As I grew older, I recognized all these dreams of guns and survival and conquest and escape for the adolescent fantasies they were. But that doesn't mean that they entirely lost their hold on me. Indeed, in some odd way, the more I found out about how barely the world was held together, the more deeply some part of myself cherished the idea that I could insulate myself emotionally from all of this because, I, at least, was a survivor.

And sitting there by the slack and dirty water, I had one of those moments of scorching self-vision. I realized that I'd been hiding underneath the skirts of the apocalypse for decades now.

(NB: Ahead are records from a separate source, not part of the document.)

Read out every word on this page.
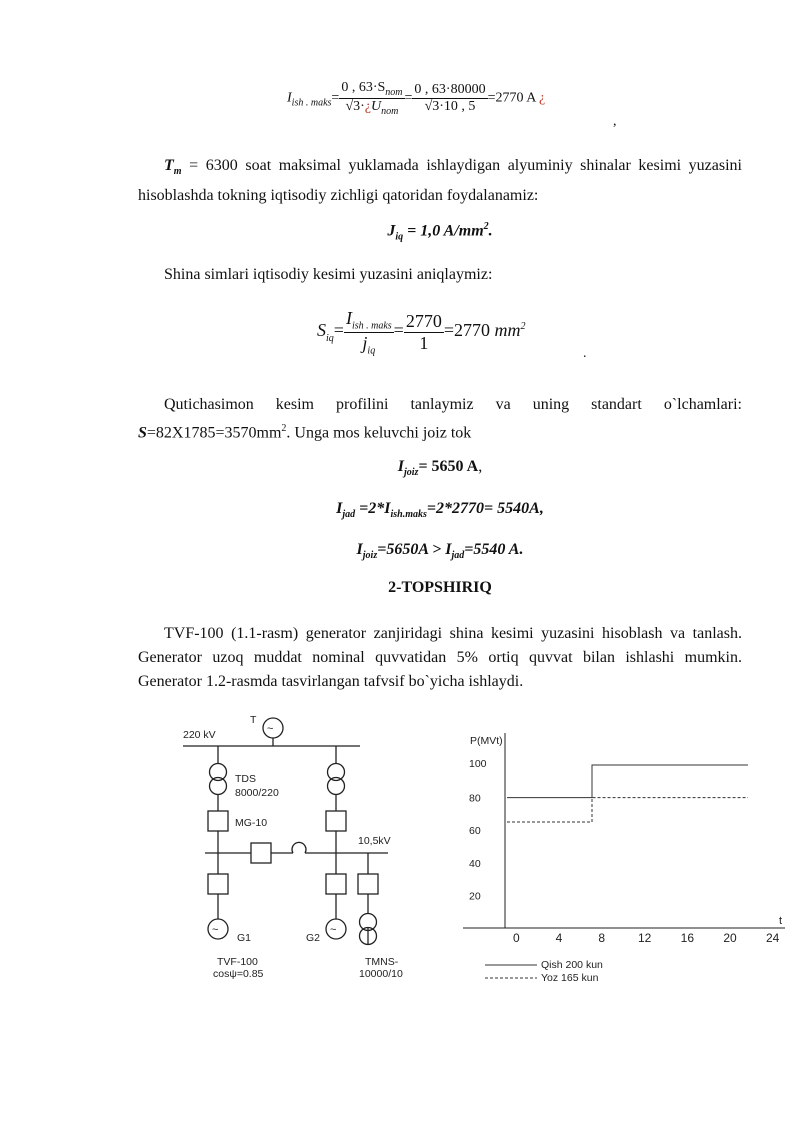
$I_{ish . maks}= \frac{0 , 63\cdot S_{nom}}{√3\cdot¿U_{nom}} = \frac{0 , 63\cdot 80000}{√3\cdot 10 , 5} =2770$ A ¿
,
$T_m = 6300$ soat maksimal yuklamada ishlaydigan alyuminiy shinalar kesimi yuzasini hisoblashda tokning iqtisodiy zichligi qatoridan foydalanamiz:
$J_{iq} = 1,0$ $A/mm^2$.
Shina simlari iqtisodiy kesimi yuzasini aniqlaymiz:
$S_{iq}= \frac{I_{ish . maks}}{j_{iq}} = \frac{2770}{1} =2770$ $mm^2$
.
Qutichasimon kesim profilini tanlaymiz va uning standart o`lchamlari: $S=82X1785=3570mm^2$. Unga mos keluvchi joiz tok
$I_{joiz}= 5650$ A,
$I_{jad} =2*I_{ish.maks}=2*2770= 5540A$,
$I_{joiz}=5650A > I_{jad}=5540$ A.
2-TOPSHIRIQ
TVF-100 (1.1-rasm) generator zanjiridagi shina kesimi yuzasini hisoblash va tanlash. Generator uzoq muddat nominal quvvatidan 5% ortiq quvvat bilan ishlashi mumkin. Generator 1.2-rasmda tasvirlangan tafvsif bo`yicha ishlaydi.
220 kV
T
~
TDS
8000/220
MG-10
10,5kV
~	~
G1	G2
TVF-100
cosψ=0.85
TMNS-
10000/10
20
40
60
80
100
0	4	8	12 16 20 24
P(MVt)
t
Qish 200 kun
Yoz 165 kun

I'd daydreamed disasters as a way of not wanting too much, not caring too much; keeping safe from the fear too much knowledge of current events tends to tattoo on your brain.

But real apocalypses are sordid, banal, insane. If things do come unraveled, they present not a golden opportunity for lone wolves and well-armed geeks, but a reality of babies with diarrhea, of bugs and weird weather and dust everywhere, of never enough to eat, of famine and starving, hollow-eyed people, of drunken soldiers full of boredom and self-hate, of random murder and rape and wars which accomplish nothing, of many fine things lost for no reason and nothing of any value gained. And survivalists, if they actually manage to avoid becoming the prey of larger groups, sitting bitter and cold and hungry and paranoid, watching their supplies run low and wishing they had a clean bed and some friends. Of all the lies we tell ourselves, this is the biggest: that there is any world worth living in that involves the breakdown of society.

I sat there and felt foolish. Another boat went droning by in the distance. First light was breaking to the East. And, whatever happened, I decided, planning for failure was no longer an option. I still couldn't tell you what success looked like, but I knew then that I was long past childhood, and done with thinking like a twelve year-old boy. I wanted to look the future square in the face, and not look away, ever again.

A breeze was picking up. Dawn was not far off now.